适不怕走错,因为他本身就知道这天下该怎么解释,所以墨家的口号是“同义”、“平等”、“兼爱”。
三色的那一色换为了墨家的同义,因为墨家不需要鼓动绝对自由来对抗王权和贵族,也因为此时的手工业者和小资产者的力量太弱完全没有成功的可能性。与其鼓动绝对的自由对抗封建,不如先锋队同义来搞掉世卿贵族更简单。
以同义和“天志”为基础,出面教训了倪之后,滕地的墨者以钱财铁器,购买了滕地民众手的粮食,那些粮食本就是府库发下去的。
民众无不踊跃,还帮着把粮食用墨车送到了滕地边境修筑的那个堡垒上。
但是墨家也没全部买光,除了留下了民众的口粮外,还留下了一部分粮食,由倪做个见证人,给越王写了封信。

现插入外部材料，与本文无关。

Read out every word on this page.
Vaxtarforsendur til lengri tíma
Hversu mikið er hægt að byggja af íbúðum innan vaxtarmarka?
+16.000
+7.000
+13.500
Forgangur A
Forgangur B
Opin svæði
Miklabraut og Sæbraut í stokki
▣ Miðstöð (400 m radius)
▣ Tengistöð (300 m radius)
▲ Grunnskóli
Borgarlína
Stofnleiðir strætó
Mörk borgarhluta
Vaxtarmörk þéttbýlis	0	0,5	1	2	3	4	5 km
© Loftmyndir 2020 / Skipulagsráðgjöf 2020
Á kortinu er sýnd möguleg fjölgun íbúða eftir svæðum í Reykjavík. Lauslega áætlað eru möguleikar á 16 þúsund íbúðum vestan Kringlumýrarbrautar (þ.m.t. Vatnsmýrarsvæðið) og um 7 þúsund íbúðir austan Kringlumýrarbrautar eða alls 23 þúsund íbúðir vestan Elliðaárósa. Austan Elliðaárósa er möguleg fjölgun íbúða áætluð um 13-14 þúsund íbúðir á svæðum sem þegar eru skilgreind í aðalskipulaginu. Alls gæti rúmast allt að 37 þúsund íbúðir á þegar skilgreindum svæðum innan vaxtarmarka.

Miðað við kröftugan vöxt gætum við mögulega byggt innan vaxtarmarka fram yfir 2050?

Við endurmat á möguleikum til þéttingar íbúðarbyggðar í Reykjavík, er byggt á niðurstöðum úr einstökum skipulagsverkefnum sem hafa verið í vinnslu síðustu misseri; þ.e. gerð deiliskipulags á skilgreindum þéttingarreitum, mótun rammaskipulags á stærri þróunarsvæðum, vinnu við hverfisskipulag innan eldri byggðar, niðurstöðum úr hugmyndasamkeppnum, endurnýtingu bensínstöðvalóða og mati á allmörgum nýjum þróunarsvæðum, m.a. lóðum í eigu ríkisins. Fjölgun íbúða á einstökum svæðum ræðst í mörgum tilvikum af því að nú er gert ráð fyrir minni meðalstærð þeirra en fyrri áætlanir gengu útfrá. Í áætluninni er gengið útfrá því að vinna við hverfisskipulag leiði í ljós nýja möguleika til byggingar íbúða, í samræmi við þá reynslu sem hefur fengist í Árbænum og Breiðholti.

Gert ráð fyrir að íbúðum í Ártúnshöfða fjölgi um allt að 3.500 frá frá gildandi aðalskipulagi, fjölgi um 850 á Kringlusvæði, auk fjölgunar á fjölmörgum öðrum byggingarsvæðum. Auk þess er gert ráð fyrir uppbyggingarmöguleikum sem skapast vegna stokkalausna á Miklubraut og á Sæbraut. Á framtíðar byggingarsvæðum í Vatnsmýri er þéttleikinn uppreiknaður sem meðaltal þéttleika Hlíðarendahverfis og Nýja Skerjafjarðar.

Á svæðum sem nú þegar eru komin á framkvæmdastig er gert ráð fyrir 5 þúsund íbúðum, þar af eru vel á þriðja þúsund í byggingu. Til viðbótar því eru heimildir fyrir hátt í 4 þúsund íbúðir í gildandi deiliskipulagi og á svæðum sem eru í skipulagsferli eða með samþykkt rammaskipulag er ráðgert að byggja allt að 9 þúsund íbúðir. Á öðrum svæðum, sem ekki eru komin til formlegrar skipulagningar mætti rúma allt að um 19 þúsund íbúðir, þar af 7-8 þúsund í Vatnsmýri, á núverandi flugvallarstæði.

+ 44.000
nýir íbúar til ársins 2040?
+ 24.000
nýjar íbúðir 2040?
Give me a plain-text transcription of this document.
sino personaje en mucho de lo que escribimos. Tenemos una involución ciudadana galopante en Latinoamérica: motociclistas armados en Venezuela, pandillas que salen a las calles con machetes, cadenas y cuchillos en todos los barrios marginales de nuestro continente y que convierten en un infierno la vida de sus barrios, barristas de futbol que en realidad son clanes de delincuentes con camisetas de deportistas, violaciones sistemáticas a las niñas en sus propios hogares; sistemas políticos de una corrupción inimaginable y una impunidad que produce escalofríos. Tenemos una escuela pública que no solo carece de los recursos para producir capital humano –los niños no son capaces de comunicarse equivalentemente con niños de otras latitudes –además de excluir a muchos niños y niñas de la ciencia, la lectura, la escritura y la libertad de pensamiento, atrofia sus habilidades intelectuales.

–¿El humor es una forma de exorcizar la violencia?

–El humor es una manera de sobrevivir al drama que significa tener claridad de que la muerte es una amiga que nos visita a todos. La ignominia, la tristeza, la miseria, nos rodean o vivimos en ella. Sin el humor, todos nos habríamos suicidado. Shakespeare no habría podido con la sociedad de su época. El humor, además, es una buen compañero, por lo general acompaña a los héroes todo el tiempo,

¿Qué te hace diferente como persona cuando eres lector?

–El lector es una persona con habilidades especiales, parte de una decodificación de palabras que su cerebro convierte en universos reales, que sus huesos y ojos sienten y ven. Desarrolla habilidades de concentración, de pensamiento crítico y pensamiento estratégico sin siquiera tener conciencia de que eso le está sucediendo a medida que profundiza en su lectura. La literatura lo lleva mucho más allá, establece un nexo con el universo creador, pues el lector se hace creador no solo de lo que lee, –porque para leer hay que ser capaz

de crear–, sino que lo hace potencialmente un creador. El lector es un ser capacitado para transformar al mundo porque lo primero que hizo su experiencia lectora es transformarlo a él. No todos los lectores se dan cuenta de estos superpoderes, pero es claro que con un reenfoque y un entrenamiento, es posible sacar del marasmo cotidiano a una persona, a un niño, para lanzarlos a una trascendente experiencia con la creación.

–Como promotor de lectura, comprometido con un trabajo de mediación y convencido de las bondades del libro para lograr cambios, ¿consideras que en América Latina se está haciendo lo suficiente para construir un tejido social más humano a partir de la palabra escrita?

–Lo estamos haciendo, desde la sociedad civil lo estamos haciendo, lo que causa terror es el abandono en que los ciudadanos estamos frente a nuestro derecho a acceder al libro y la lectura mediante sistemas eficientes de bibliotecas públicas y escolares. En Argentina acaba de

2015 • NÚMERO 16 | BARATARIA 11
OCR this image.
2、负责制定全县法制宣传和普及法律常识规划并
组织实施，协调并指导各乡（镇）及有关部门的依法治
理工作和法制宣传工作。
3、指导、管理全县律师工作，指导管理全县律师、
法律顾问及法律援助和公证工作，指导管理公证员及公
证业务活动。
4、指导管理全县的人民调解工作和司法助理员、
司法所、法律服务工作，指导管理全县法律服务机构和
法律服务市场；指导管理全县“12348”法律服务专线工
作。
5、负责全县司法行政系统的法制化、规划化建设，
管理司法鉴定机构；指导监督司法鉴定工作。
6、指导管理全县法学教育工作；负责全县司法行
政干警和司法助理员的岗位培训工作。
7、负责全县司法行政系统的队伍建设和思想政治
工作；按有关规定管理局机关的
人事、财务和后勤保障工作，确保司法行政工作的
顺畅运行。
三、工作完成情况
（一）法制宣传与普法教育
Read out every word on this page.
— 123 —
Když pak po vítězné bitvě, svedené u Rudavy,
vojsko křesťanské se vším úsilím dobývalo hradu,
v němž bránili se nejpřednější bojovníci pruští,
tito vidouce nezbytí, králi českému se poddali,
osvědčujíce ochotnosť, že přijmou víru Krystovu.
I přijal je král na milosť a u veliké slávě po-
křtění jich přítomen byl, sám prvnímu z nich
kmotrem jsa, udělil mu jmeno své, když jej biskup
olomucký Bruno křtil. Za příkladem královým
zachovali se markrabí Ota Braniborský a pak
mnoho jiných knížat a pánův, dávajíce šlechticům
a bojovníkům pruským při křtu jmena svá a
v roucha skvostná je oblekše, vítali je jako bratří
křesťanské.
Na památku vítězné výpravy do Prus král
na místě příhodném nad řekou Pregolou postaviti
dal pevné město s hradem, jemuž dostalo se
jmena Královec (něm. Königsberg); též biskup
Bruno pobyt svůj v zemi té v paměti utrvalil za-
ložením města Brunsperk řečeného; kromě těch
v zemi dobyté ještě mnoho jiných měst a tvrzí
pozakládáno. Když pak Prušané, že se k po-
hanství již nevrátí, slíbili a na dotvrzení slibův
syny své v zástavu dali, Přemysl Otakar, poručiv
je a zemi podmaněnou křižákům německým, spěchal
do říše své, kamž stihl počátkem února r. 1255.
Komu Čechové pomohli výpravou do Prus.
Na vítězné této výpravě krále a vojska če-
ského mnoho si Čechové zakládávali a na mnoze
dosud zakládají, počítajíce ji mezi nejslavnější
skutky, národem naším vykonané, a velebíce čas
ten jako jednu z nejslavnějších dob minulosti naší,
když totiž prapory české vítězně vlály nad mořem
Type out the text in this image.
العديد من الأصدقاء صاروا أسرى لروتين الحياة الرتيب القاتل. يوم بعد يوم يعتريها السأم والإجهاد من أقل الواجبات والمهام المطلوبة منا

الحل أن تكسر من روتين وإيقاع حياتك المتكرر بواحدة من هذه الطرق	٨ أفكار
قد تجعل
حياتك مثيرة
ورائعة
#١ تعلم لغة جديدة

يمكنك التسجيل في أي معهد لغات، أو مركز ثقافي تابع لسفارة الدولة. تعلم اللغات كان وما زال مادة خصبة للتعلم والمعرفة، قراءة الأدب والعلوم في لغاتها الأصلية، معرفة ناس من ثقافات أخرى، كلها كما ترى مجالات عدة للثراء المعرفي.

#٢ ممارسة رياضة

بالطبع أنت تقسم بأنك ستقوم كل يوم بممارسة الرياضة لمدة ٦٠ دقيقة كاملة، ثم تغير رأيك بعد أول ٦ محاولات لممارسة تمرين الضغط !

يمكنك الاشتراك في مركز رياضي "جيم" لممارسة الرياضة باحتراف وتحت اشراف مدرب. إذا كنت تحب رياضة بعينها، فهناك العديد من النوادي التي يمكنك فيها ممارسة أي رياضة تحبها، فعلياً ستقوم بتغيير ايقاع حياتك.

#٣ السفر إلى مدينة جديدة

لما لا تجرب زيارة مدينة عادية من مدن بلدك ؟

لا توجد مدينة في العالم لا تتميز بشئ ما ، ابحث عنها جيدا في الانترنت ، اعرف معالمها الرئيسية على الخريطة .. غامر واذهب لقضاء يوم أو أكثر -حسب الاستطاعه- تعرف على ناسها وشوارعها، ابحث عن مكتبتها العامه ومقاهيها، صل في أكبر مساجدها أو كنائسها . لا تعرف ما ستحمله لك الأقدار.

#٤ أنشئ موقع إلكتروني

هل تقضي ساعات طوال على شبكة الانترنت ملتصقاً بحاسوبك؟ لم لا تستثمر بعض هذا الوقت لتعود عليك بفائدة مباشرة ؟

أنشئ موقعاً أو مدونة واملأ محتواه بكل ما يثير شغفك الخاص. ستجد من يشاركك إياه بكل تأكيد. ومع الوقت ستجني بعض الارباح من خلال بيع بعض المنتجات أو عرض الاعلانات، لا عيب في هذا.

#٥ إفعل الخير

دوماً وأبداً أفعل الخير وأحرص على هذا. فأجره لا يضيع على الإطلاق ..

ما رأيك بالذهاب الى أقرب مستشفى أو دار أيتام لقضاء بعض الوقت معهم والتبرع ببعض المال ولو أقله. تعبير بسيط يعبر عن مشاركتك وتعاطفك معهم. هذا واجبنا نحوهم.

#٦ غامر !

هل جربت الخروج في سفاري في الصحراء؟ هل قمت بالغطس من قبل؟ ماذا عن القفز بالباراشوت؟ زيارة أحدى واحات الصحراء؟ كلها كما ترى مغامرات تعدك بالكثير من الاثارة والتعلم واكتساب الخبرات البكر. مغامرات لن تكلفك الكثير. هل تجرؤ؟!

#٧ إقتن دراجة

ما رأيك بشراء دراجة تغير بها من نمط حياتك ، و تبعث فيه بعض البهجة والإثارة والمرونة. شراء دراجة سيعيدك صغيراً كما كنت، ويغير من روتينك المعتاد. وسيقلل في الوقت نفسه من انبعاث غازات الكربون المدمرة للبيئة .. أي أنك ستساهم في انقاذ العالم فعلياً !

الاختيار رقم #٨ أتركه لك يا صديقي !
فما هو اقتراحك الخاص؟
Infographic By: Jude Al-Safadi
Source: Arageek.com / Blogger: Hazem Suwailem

信上说:两军交战,不应扰民,这是天意,违背必无幸。如今义师买走了倪地民众的粮食,也留下了口粮种,巨多说越王乃残暴好战之君,所以墨家担心越王你征集民众的口粮,所以又留下了够四万大军半月之粮,请越王不要抢夺民众的粮食以生饥馑。
倪为证。
下面又写了越王翳欠墨家一共五万石粟米,战后即要归还,这石正是周制的小石,周制与越制不同,正是讽刺越人没有观国之政以谋霸主的资格。
粮食的数量一一写的清楚,越王大骂之余,却也无可奈何,这封信已经让倪在城宣读了,民众都接受了。
越王翳想当这些小国的霸主,又不好全然不顾国都民众的想法,越国又没有灭国置县的能力。
痛骂之后,即令大军饱食,休息三日,飨食牛羊,以讨滕地!
…………
滕城外二十里的那处堡垒外,公造冶与适正在观察地形,许多人正在前面埋填一些巨木。